Kembalinya Panglima Soedirman
Salah satu hasil dari Perjanjian Roem-Roijen adalah pihak TNI harus menghentikan operasi militer gerilyanya yang saat itu dipimpin oleh Panglima Soedirman dan harus kembali lagi ke pangkalan militer Yogyakarta. Awalnya beliau tak mau 'turun gunung', karena beliau tak percaya sepenuhnya pihak Belanda yang benar-benar mau melakukan gencatan senjata, dan memang benar adanya, di beberapa kota, Belanda masih tetap bercokol posisi siap serang, dan di kota Yogyakarta pun, pihak militer Belanda hanya mundur 10 KM saja.

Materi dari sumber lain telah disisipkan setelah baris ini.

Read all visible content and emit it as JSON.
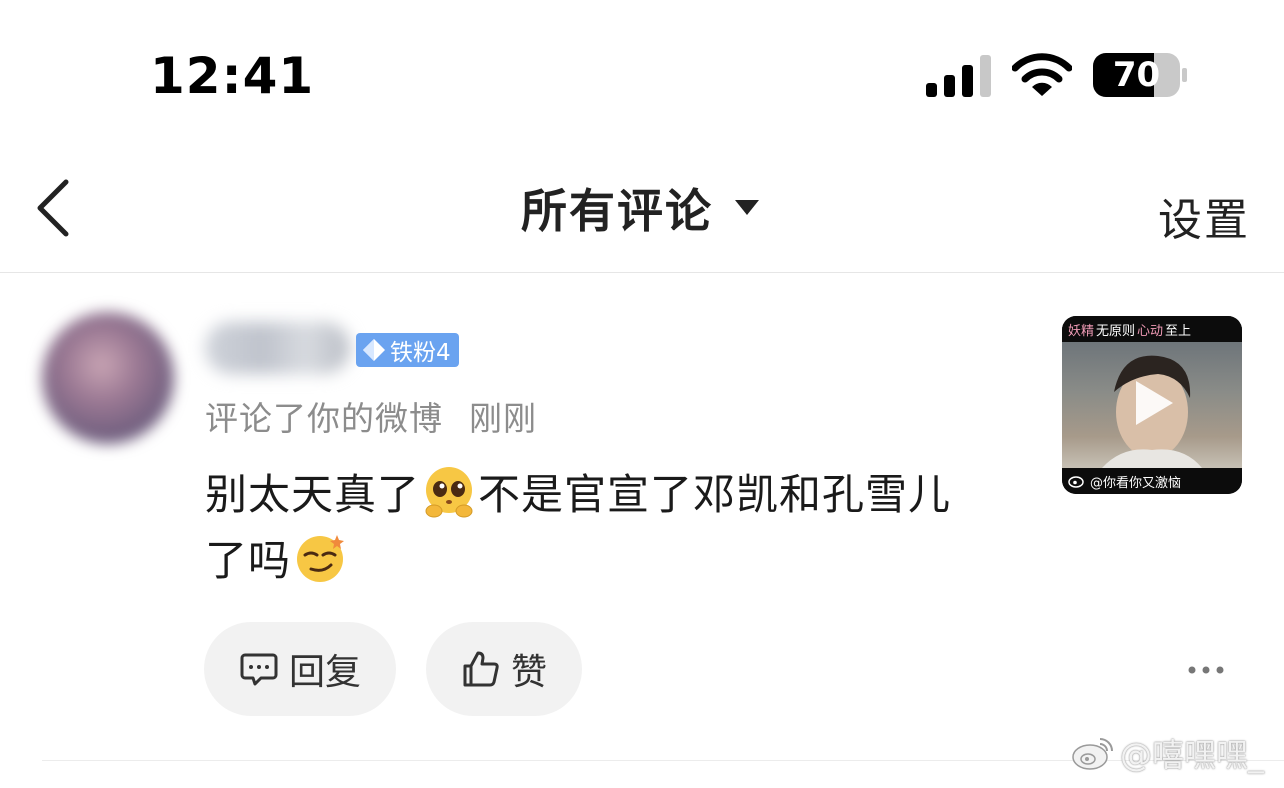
{
  "status_bar": {
    "time": "12:41",
    "battery_level": "70",
    "signal_bars_active": 3,
    "signal_bars_total": 4
  },
  "nav": {
    "back_icon": "chevron-left-icon",
    "title": "所有评论",
    "title_dropdown_icon": "caret-down-icon",
    "settings_label": "设置"
  },
  "comment": {
    "fan_badge": "铁粉4",
    "action_text": "评论了你的微博",
    "time": "刚刚",
    "text_part1": "别太天真了",
    "emoji1": "pleading-face-emoji",
    "text_part2": "不是官宣了邓凯和孔雪儿",
    "text_part3": "了吗",
    "emoji2": "smirk-face-emoji",
    "thumbnail": {
      "caption_pink_1": "妖精",
      "caption_white_1": "无原则",
      "caption_pink_2": "心动",
      "caption_white_2": "至上",
      "footer": "@你看你又激恼"
    },
    "reply_label": "回复",
    "like_label": "赞",
    "more_icon": "more-dots-icon"
  },
  "watermark": {
    "text": "@嘻嘿嘿_"
  },
  "colors": {
    "badge_blue": "#6aa3f0",
    "meta_gray": "#8c8c8c",
    "pill_bg": "#f2f2f2"
  }
}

Namun, mengingat pentingnya kembalinya Panglima Soedirman, agar mentaati hasil perjanjian Roem-Royen, sebagai syarat untuk diadakannya Konferensi Meja Bundar di Den Haag, maka beberapa perwira di Yogyakarta berupaya membujuk sang Panglima untuk turun gunung, dari sekian perwira, hanya wakil staf TNI Gatot Soebroto yang berhasil membujuk Panglima Soedirman untuk kembali ke Yogyakarta. Keduanya memang sahabat karib yang sangat dekat pada operasi militer pemberontakan PKI di Madiun, beberapa tahun sebelumnya.
Akhirnya terjadilah pertemuan legendaris antara Presiden Soekarno dan Panglima Soedirman, yang melambangkan bersatunya kembali para anak bangsa dalam memperjuangkan kemerdekaan Republik Indonesia. Pertemuan tersebut berlangsung pada 10 Juli 1949 di depan istana Kepresidenan Yogyakarta, dimana Panglima Soedirman dengan mantel lusuhnya berpelukan dengan Presiden Soekarno.
Pembuktian Sinergi Militer dan Diplomasi
Perjanjian Roem-Roijen merupakan buah hasil dari gigihnya perlawanan fisik TNI dan milisi rakyat serta tangguhnya para diplomat Indonesia dalam melakukan diplomasi. Pihak Belanda tak menyangka betapa perlawanan TNI bersama rakyat di berbagai tempat membuat jalannya agresi berlangsung lama dan membuat biaya agresi membengkak, ditambah cerdiknya para diplomat ulung seperti Mohammad Hatta, Haji Agus Salim, Moehammad Roem dan lainnya dalam merumuskan kesepakatan-kesepakatan yang menyulitkan pihak Belanda.
Secara garis besar perjanjian ini adalah gencatan senjata secara besar-besaran dari kedua belah pihak, dan sebenarnya Panglima Soedirman sebagai pimpinan tertinggi TNI menolak mentah-mentah hasil perjanjian yang memuat gencatan senjata. Beliau berseberangan pendapat dengan para pemimpin yang berdiam di Yogyakarta, dan ingin memaksakan perlawanan fisik melawan Belanda serta menolak gencatan senjata.
Namun, dengan semangat persatuan dan kesatuan, akhirnya pemerintah Indonesia dan TNI bersatu bersama menyusun kekuatan untuk memukul mundur kekuatan Belanda baik lewat fisik dan diplomasi.
Jalan Menuju KMB
Di sepanjang tahun 1948-1949, pemerintah Hindia Belanda kerap kali mendapat kecaman dari dunia Internasional dari agresi militernya, karena menganggap pemerintah Republik Indonesia dan Negara Indonesia Serikat benar-benar berdaulat di atas negerinya sendiri, yang dibuktikan dengan perlawanan sengit TNI beserta milisi rakyat melawan kekuatan militer Belanda dalam agresi.
Hal tersebut dikarenakan pasca berakhirnya perang dunia II pada 1945, PBB dan dunia Internasional mengharapkan pengalihan kekuasaan diharapkan berlangsung sesingkat-singkatnya di berbagai belahan dunia, agar pemulihan ekonomi  dunia pasca perang bisa segera dilaksanakan.
Namun, faktanya hingga tahun 1949, pemerintah Republik Indonesa dan Kerajaan Belanda masih bersengketa secara militer dan dalam posisi ini, pihak Belanda yang paling dikecam, sehingga kondisi tersebut harus segera diselesaikan melalui konferensi antar Negara tingkat tinggi. Untuk melancarkan konferensi tersebut, maka diadakanlah pertemuan tingkat tinggi di Jakarta pada 17 April 1949, hingga akhirnya menghasilkan perjanjian Roem-Roijen yang disepakati pada tanggal 7 Mei 1949.